You can call a stored procedure like this:
CALL AggregateStockMetrics('2015-01-01', '2015-12-31');
The procedure will be performed with the parameters provided by us. Because a stored procedure is stored in the database, it can be used from any script that connects to the database that contains the procedure.
With stored procedures, we can easily reuse logic in other environments. For example, I will call a procedure from Python using a MySQL connector.

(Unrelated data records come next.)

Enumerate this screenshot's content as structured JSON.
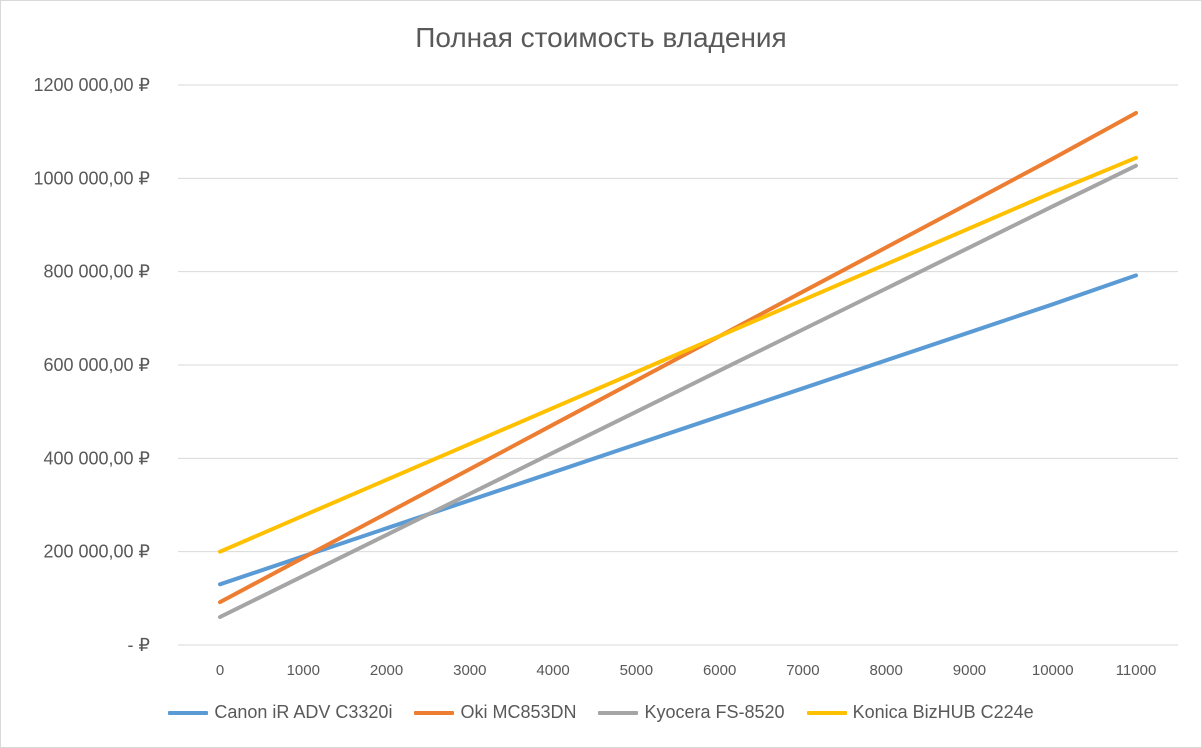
{
  "chart_data": {
    "type": "line",
    "title": "Полная стоимость владения",
    "xlabel": "",
    "ylabel": "",
    "x": [
      0,
      1000,
      2000,
      3000,
      4000,
      5000,
      6000,
      7000,
      8000,
      9000,
      10000,
      11000
    ],
    "x_tick_labels": [
      "0",
      "1000",
      "2000",
      "3000",
      "4000",
      "5000",
      "6000",
      "7000",
      "8000",
      "9000",
      "10000",
      "11000"
    ],
    "ylim": [
      0,
      1200000
    ],
    "y_ticks": [
      0,
      200000,
      400000,
      600000,
      800000,
      1000000,
      1200000
    ],
    "y_tick_labels": [
      "-   ₽",
      "200 000,00 ₽",
      "400 000,00 ₽",
      "600 000,00 ₽",
      "800 000,00 ₽",
      "1000 000,00 ₽",
      "1200 000,00 ₽"
    ],
    "grid": true,
    "legend_position": "bottom",
    "series": [
      {
        "name": "Canon iR ADV C3320i",
        "color": "#5b9bd5",
        "values": [
          130000,
          190000,
          250000,
          310000,
          370000,
          430000,
          490000,
          550000,
          610000,
          670000,
          730000,
          792000
        ]
      },
      {
        "name": "Oki MC853DN",
        "color": "#ed7d31",
        "values": [
          92000,
          187000,
          282000,
          377000,
          472000,
          567000,
          662000,
          757000,
          852000,
          947000,
          1042000,
          1140000
        ]
      },
      {
        "name": "Kyocera FS-8520",
        "color": "#a5a5a5",
        "values": [
          60000,
          148000,
          236000,
          324000,
          412000,
          500000,
          588000,
          676000,
          764000,
          852000,
          940000,
          1027000
        ]
      },
      {
        "name": "Konica BizHUB C224e",
        "color": "#ffc000",
        "values": [
          200000,
          277000,
          354000,
          431000,
          508000,
          585000,
          662000,
          739000,
          816000,
          893000,
          970000,
          1044000
        ]
      }
    ]
  }
}
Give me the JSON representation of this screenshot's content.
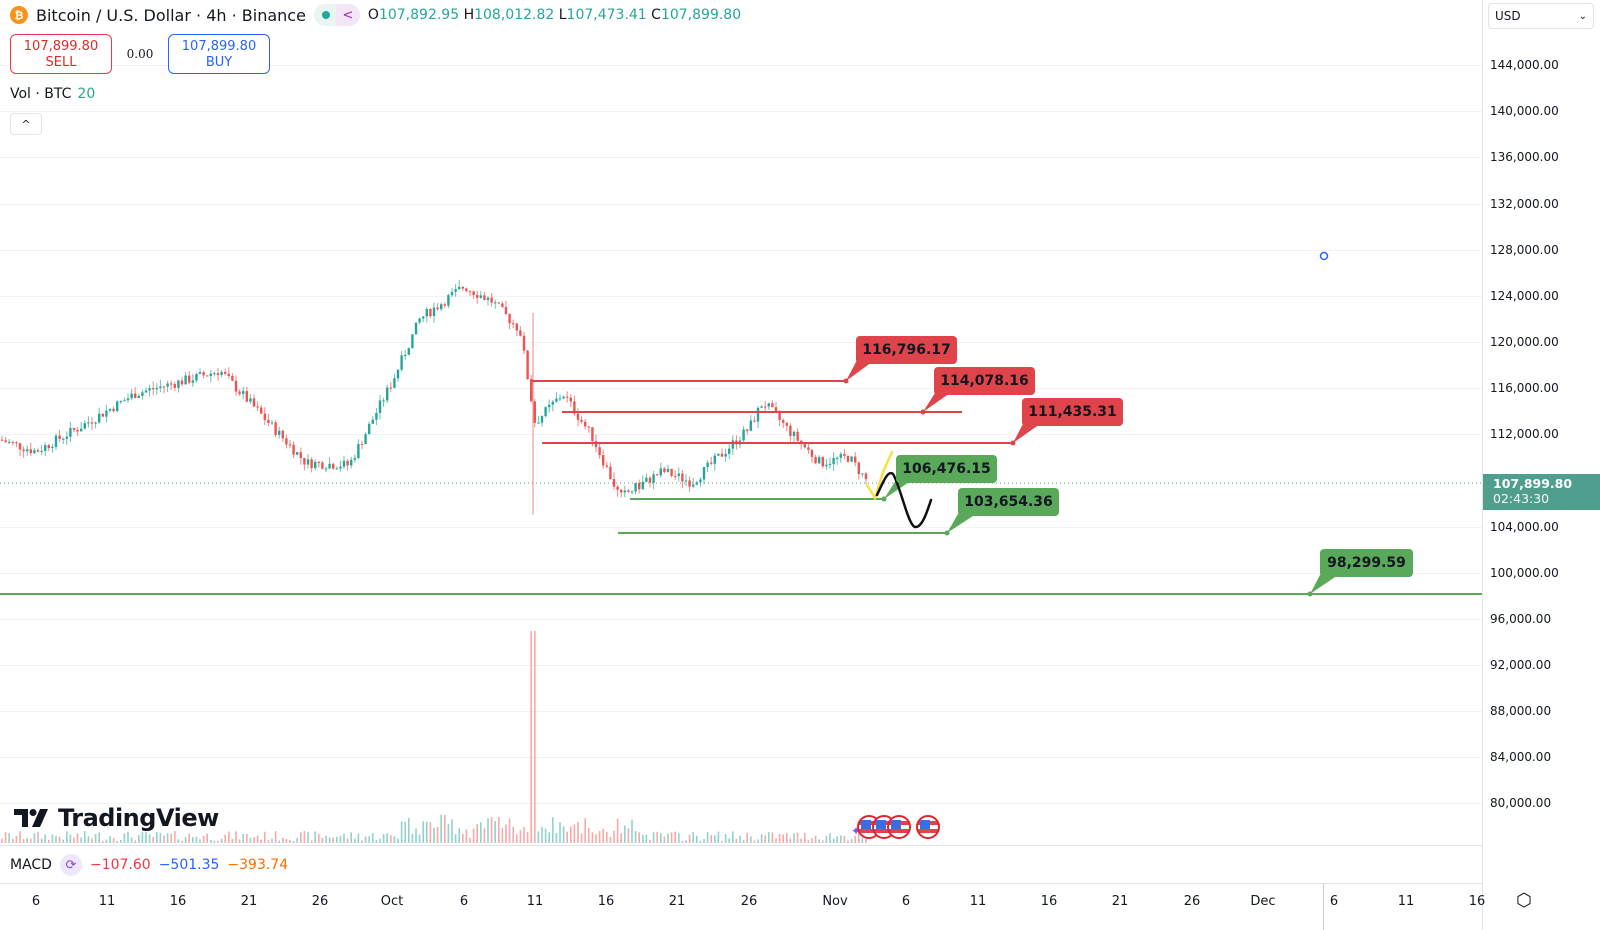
{
  "header": {
    "symbol_title": "Bitcoin / U.S. Dollar · 4h · Binance",
    "btc_icon_glyph": "₿",
    "ohlc": {
      "open_label": "O",
      "open": "107,892.95",
      "high_label": "H",
      "high": "108,012.82",
      "low_label": "L",
      "low": "107,473.41",
      "close_label": "C",
      "close": "107,899.80"
    }
  },
  "trade": {
    "sell_price": "107,899.80",
    "sell_label": "SELL",
    "spread": "0.00",
    "buy_price": "107,899.80",
    "buy_label": "BUY"
  },
  "volume_legend": {
    "label": "Vol · BTC",
    "value": "20"
  },
  "collapse_glyph": "^",
  "price_axis": {
    "currency": "USD",
    "currency_chevron": "⌄",
    "labels": [
      "144,000.00",
      "140,000.00",
      "136,000.00",
      "132,000.00",
      "128,000.00",
      "124,000.00",
      "120,000.00",
      "116,000.00",
      "112,000.00",
      "104,000.00",
      "100,000.00",
      "96,000.00",
      "92,000.00",
      "88,000.00",
      "84,000.00",
      "80,000.00"
    ],
    "current_price": "107,899.80",
    "countdown": "02:43:30"
  },
  "macd": {
    "label": "MACD",
    "v1": "−107.60",
    "v2": "−501.35",
    "v3": "−393.74"
  },
  "time_axis": [
    "6",
    "11",
    "16",
    "21",
    "26",
    "Oct",
    "6",
    "11",
    "16",
    "21",
    "26",
    "Nov",
    "6",
    "11",
    "16",
    "21",
    "26",
    "Dec",
    "6",
    "11",
    "16"
  ],
  "watermark": "TradingView",
  "colors": {
    "up": "#26a69a",
    "down": "#ef5350",
    "resistance": "#e0444b",
    "support": "#5aa95a",
    "price_tag": "#4f9e8e"
  },
  "annotations": {
    "resistance": [
      "116,796.17",
      "114,078.16",
      "111,435.31"
    ],
    "support": [
      "106,476.15",
      "103,654.36",
      "98,299.59"
    ]
  },
  "chart_data": {
    "type": "candlestick",
    "title": "Bitcoin / U.S. Dollar · 4h · Binance",
    "xlabel": "",
    "ylabel": "USD",
    "ylim": [
      78000,
      146000
    ],
    "x_ticks": [
      "Sep 6",
      "Sep 11",
      "Sep 16",
      "Sep 21",
      "Sep 26",
      "Oct",
      "Oct 6",
      "Oct 11",
      "Oct 16",
      "Oct 21",
      "Oct 26",
      "Nov",
      "Nov 6",
      "Nov 11",
      "Nov 16",
      "Nov 21",
      "Nov 26",
      "Dec",
      "Dec 6",
      "Dec 11",
      "Dec 16"
    ],
    "y_ticks": [
      80000,
      84000,
      88000,
      92000,
      96000,
      100000,
      104000,
      112000,
      116000,
      120000,
      124000,
      128000,
      132000,
      136000,
      140000,
      144000
    ],
    "approx_close_path": [
      {
        "x": "Sep 4",
        "y": 111500
      },
      {
        "x": "Sep 6",
        "y": 110500
      },
      {
        "x": "Sep 9",
        "y": 112500
      },
      {
        "x": "Sep 13",
        "y": 115500
      },
      {
        "x": "Sep 17",
        "y": 116800
      },
      {
        "x": "Sep 19",
        "y": 117500
      },
      {
        "x": "Sep 22",
        "y": 113500
      },
      {
        "x": "Sep 25",
        "y": 109500
      },
      {
        "x": "Sep 28",
        "y": 109300
      },
      {
        "x": "Oct 1",
        "y": 116500
      },
      {
        "x": "Oct 3",
        "y": 122000
      },
      {
        "x": "Oct 6",
        "y": 124800
      },
      {
        "x": "Oct 8",
        "y": 123500
      },
      {
        "x": "Oct 10",
        "y": 121000
      },
      {
        "x": "Oct 11",
        "y": 113000
      },
      {
        "x": "Oct 13",
        "y": 115500
      },
      {
        "x": "Oct 15",
        "y": 111800
      },
      {
        "x": "Oct 17",
        "y": 106500
      },
      {
        "x": "Oct 20",
        "y": 108800
      },
      {
        "x": "Oct 22",
        "y": 107800
      },
      {
        "x": "Oct 26",
        "y": 112500
      },
      {
        "x": "Oct 27",
        "y": 114800
      },
      {
        "x": "Oct 29",
        "y": 112000
      },
      {
        "x": "Oct 31",
        "y": 109500
      },
      {
        "x": "Nov 2",
        "y": 110000
      },
      {
        "x": "Nov 3",
        "y": 107900
      }
    ],
    "key_levels": {
      "resistance": [
        116796.17,
        114078.16,
        111435.31
      ],
      "support": [
        106476.15,
        103654.36,
        98299.59
      ]
    },
    "last": {
      "open": 107892.95,
      "high": 108012.82,
      "low": 107473.41,
      "close": 107899.8
    },
    "volume_spike": {
      "x": "Oct 11",
      "note": "largest volume bar"
    },
    "macd": {
      "macd": -107.6,
      "signal": -501.35,
      "histogram": -393.74
    }
  }
}
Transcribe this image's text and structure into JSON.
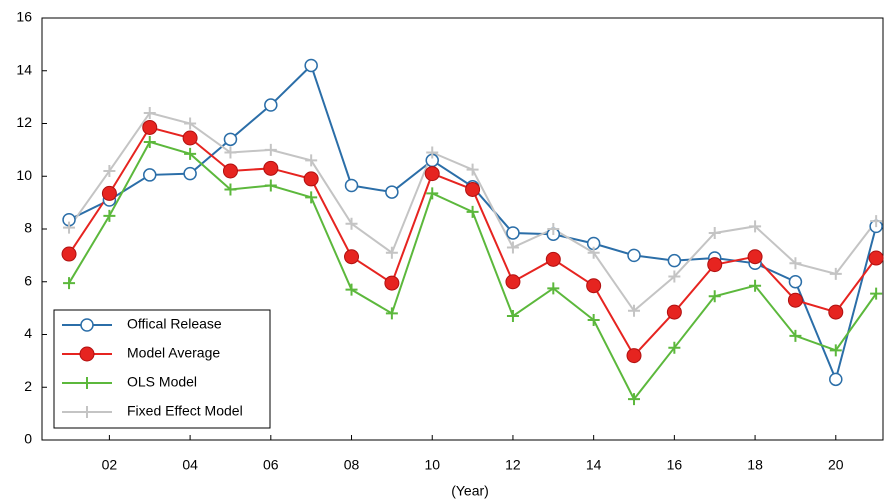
{
  "chart_data": {
    "type": "line",
    "xlabel": "(Year)",
    "x": [
      1,
      2,
      3,
      4,
      5,
      6,
      7,
      8,
      9,
      10,
      11,
      12,
      13,
      14,
      15,
      16,
      17,
      18,
      19,
      20,
      21
    ],
    "xlim": [
      0.33,
      21.17
    ],
    "xticks": [
      {
        "value": 2,
        "label": "02"
      },
      {
        "value": 4,
        "label": "04"
      },
      {
        "value": 6,
        "label": "06"
      },
      {
        "value": 8,
        "label": "08"
      },
      {
        "value": 10,
        "label": "10"
      },
      {
        "value": 12,
        "label": "12"
      },
      {
        "value": 14,
        "label": "14"
      },
      {
        "value": 16,
        "label": "16"
      },
      {
        "value": 18,
        "label": "18"
      },
      {
        "value": 20,
        "label": "20"
      }
    ],
    "ylim": [
      0,
      16
    ],
    "yticks": [
      0,
      2,
      4,
      6,
      8,
      10,
      12,
      14,
      16
    ],
    "legend": "lower left",
    "series": [
      {
        "name": "Offical Release",
        "color": "#2b6ea8",
        "marker": "open-circle",
        "values": [
          8.35,
          9.1,
          10.05,
          10.1,
          11.4,
          12.7,
          14.2,
          9.65,
          9.4,
          10.6,
          9.6,
          7.85,
          7.8,
          7.45,
          7.0,
          6.8,
          6.9,
          6.7,
          6.0,
          2.3,
          8.1
        ]
      },
      {
        "name": "Model Average",
        "color": "#e62420",
        "marker": "circle",
        "values": [
          7.05,
          9.35,
          11.85,
          11.45,
          10.2,
          10.3,
          9.9,
          6.95,
          5.95,
          10.1,
          9.5,
          6.0,
          6.85,
          5.85,
          3.2,
          4.85,
          6.65,
          6.95,
          5.3,
          4.85,
          6.9
        ]
      },
      {
        "name": "OLS Model",
        "color": "#5cb83c",
        "marker": "plus",
        "values": [
          5.95,
          8.5,
          11.3,
          10.85,
          9.5,
          9.65,
          9.2,
          5.7,
          4.8,
          9.35,
          8.65,
          4.7,
          5.75,
          4.55,
          1.55,
          3.5,
          5.45,
          5.85,
          3.95,
          3.4,
          5.55
        ]
      },
      {
        "name": "Fixed Effect Model",
        "color": "#c4c4c4",
        "marker": "plus",
        "values": [
          8.05,
          10.2,
          12.4,
          12.0,
          10.9,
          11.0,
          10.6,
          8.2,
          7.1,
          10.9,
          10.25,
          7.3,
          8.0,
          7.1,
          4.9,
          6.2,
          7.85,
          8.1,
          6.7,
          6.3,
          8.3
        ]
      }
    ]
  }
}
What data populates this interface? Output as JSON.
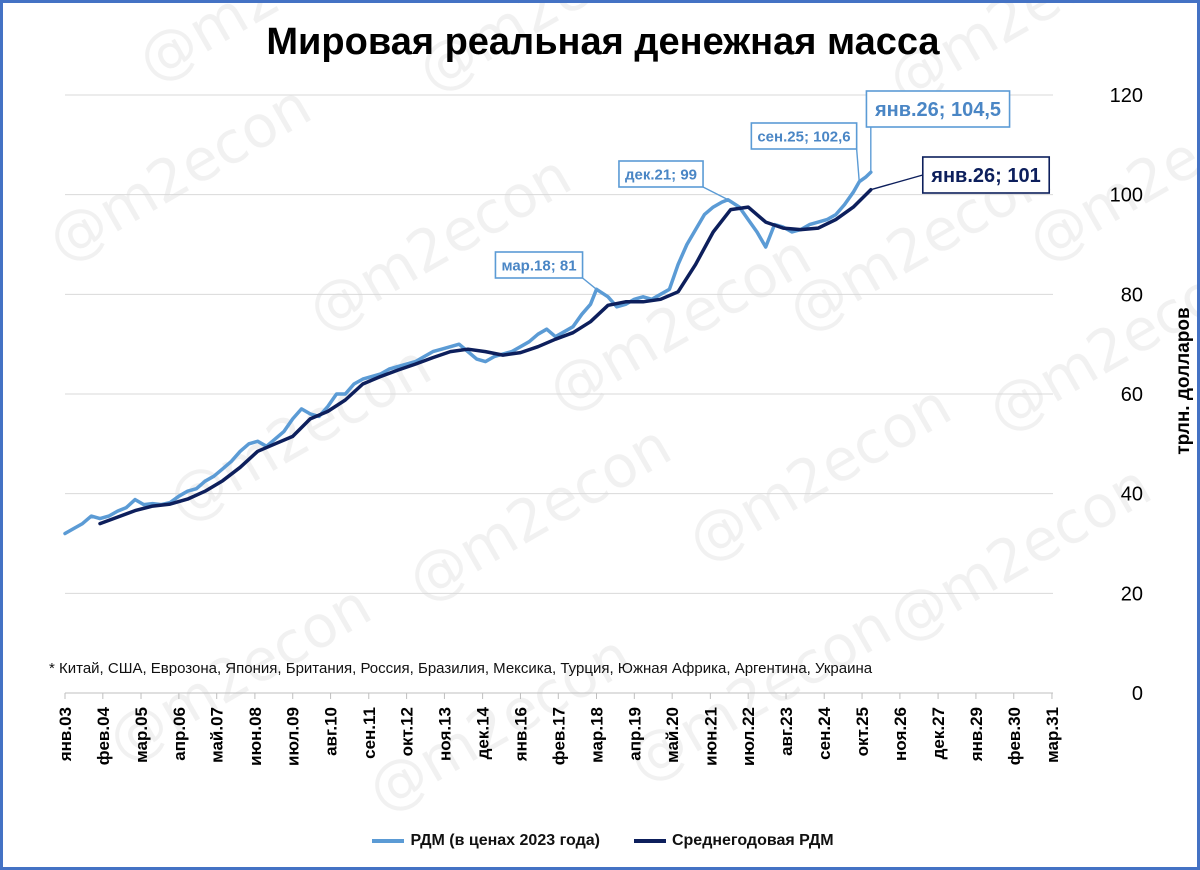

To do this, first install the library:
pip install mysql-connector-python
Then create a function that connects to the database, calls the stored procedure, retrieves the result, and closes the connection.
import mysql.connector
def call_aggregate_stock_metrics(start_date, end_date):
cnx = mysql.connector.connect(
user="your_username",
password='your_password',
host="localhost",
database="finance_db"
)
cursor = cnx.cursor()
try:
cursor.callproc('AggregateStockMetrics', [start_date, end_date])
results = []
for result in cursor.stored_results():
results.extend(result.fetchall())
return results
finally:
cursor.close()
cnx.close()
The result will be similar to the result below.
[(39, 2058.875660431691, 1993.260009765625, 2104.27001953125, 140137260000.0)]
That's everything you need to know about SQL Stored Procedures. You can extend this further for automation by using a scheduler in your pipeline.
# Summary
SQL stored procedures enable you to encapsulate sophisticated queries into lively, single-unit functions that can be reused for repeatable data analysis tasks. The procedures are stored in the database and can be easily accessed through various scripts or applications such as Python.
I hope this helped!
Cornelius Yudha Vijaya is an assistant data analytics manager and data writer. Working full time at Allianz Indonesia, he loves sharing Python tips and data through social media and writing media. Cornellius writes on a variety of topics related to artificial intelligence and machine learning.